Nvidia: 5 Startups Playing Big, and Betting on the Future, with Deep Learning
OREANDA-NEWS. October 15, 2015. A billboard ad that guesses your age. A photo app that recognizes your face, or your pet’s. A digital math aide that solves quadratic equations, and teaches you to do the same.
Your phone can do things that seemed impossible just a few years ago — thanks to deep learning.
A branch of artificial intelligence, deep learning helps computers use computer vision and natural language processing skills to interpret the world around them.
A generation of startups are now putting this technology into the hands of millions. NVIDIA GPUs and deep learning software power much of this work.
Real Life Analytics: Accurate, Automatic Ads
To power targeted in-store ads, the U.K.’s Real Life Analytics offers retailers a webcam and a dongle to attach to a digital display. Seems simple. But the deep learning software running inside that dongle does astonishing things.
Approach the display’s webcam, and a deep learning neural network figures out your age and gender. In milliseconds, it flips on an ad targeting your demographic. Meanwhile, the deep learning network — designed with DIGITS deep learning training software using the cuDNN-accelerated Caffe framework — analyzes your real-time engagement.
ZZ Photo: Putting Pets on the Pedestal
ZZ Photo, a startup based in Ukraine, can help you sort out the thousands of images you’ve stashed in your PCs. Using CUDA-enabled GPUs to speed up computations in their neural networks, ZZ Photo can detect images on PCs. It then sorts and arranges the photos, tagging them by face, scene or pet.
That’s right. ZZ Photo’s “DeepPet” algorithm can tell the difference between your labradoodle and chiweeni. It’s up to five times more accurate than traditional object recognition algorithms in identifying cats and dogs.

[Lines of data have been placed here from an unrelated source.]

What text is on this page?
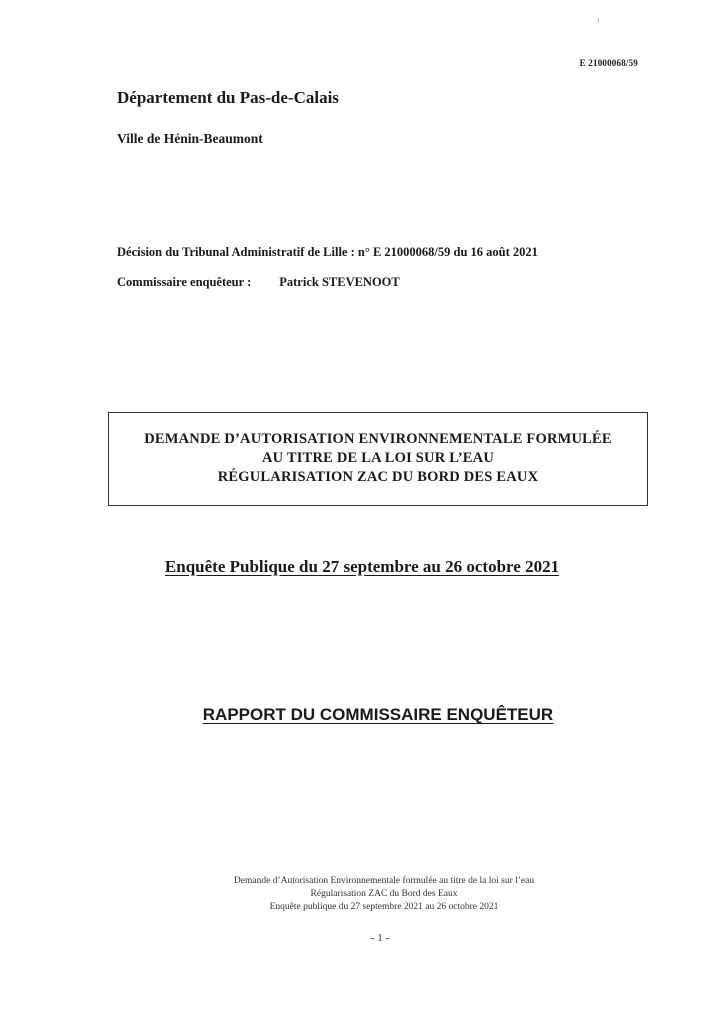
E 21000068/59
Département du Pas-de-Calais
Ville de Hénin-Beaumont
Décision du Tribunal Administratif de Lille : n° E 21000068/59 du 16 août 2021
Commissaire enquêteur : Patrick STEVENOOT
DEMANDE D’AUTORISATION ENVIRONNEMENTALE FORMULÉE
AU TITRE DE LA LOI SUR L’EAU
RÉGULARISATION ZAC DU BORD DES EAUX
Enquête Publique du 27 septembre au 26 octobre 2021
RAPPORT DU COMMISSAIRE ENQUÊTEUR
Demande d’Autorisation Environnementale formulée au titre de la loi sur l’eau
Régularisation ZAC du Bord des Eaux
Enquête publique du 27 septembre 2021 au 26 octobre 2021
- 1 -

MicroBlink: Math-Solving App Heads to No. 1
With students recently returning to school, MicroBlink’s PhotoMath app headed to the top of the class as the No. 1 iPhone free U.S. download in early September. The app reads and solves mathematical problems in real time. Just take a picture of the problem with your smart phone or tablet.
MicroBlink, founded in Zagreb, Croatia, uses NVIDIA GPUs to train PhotoMath’s deep learning algorithms. The app can now handle fractions, inequalities, quadratic equations and more. It makes math simple by showing users how to solve math problems step by step. And parents rave about how the tool checks their kids’ homework.
HyperVerge: Innovative Image Identification
Forget scrolling past a series of selfies to find a photo of your driver’s license. HyperVerge, a startup out of India, has developed Silver. The mobile image recognition app uses GPUs for data processing and training their application engines.
The app sorts photos on mobile devices. It categorizes photos as faces, screenshots, and memes. It even identifies documents — a category that includes handwritten notes, ID scans and checks. HyperVerge has also developed tools to delete poor quality and duplicate photos.
ViSenze: Search Without Keywords
If a picture is worth a thousand words, why are we doing so much typing into search engines? ViSenze, a Singapore-based startup, lets you search the web visually. Drop an image into its deep learning-powered platform and it quickly pulls up scores of similar images, without relying on keywords or manual image tagging.
In fact, its image recognition technology automatically does the tagging by attributes such as shape, color and pattern. So, for example, if you’ve found a dress but want to see similar sleeveless versions, or if you like a handbag but want to see variations in leather or with a tapered shape, ViSenze zeroes in with amazing accuracy and speed.
Bringing Massive Computing Power to the Masses
These are just a few of the startups using our GPUs to embrace the deep learning revolution. It’s no surprise. GPU acceleration is ideal for the demands of deep learning algorithms. These algorithms power applications in fields ranging from medical imaging analysis to self-driving cars.
Training computers on these algorithms requires they teach themselves. To do that, they process enormous amounts of data. Our DIGITS deep learning software and cuDNN programming library speed things along. For off-the-shelf capability, there’s the DIGITS DevBox. Combining four NVIDIA GeForce GTX TITAN X GPUs, DIGITS software and deep learning tools, it’s the world’s fastest deskside deep learning machine.
With tools like these, a startup can be as equipped to tackle deep learning problems as tech leaders with huge server rooms.
There’s no better place for GPU-using startups to highlight their groundbreaking work than the annual Emerging Companies Summit, where we’ll award \\$100,000 to the most promising venture. The daylong event, part of our annual GPU Technology Conference, will take place on April 6, 2016.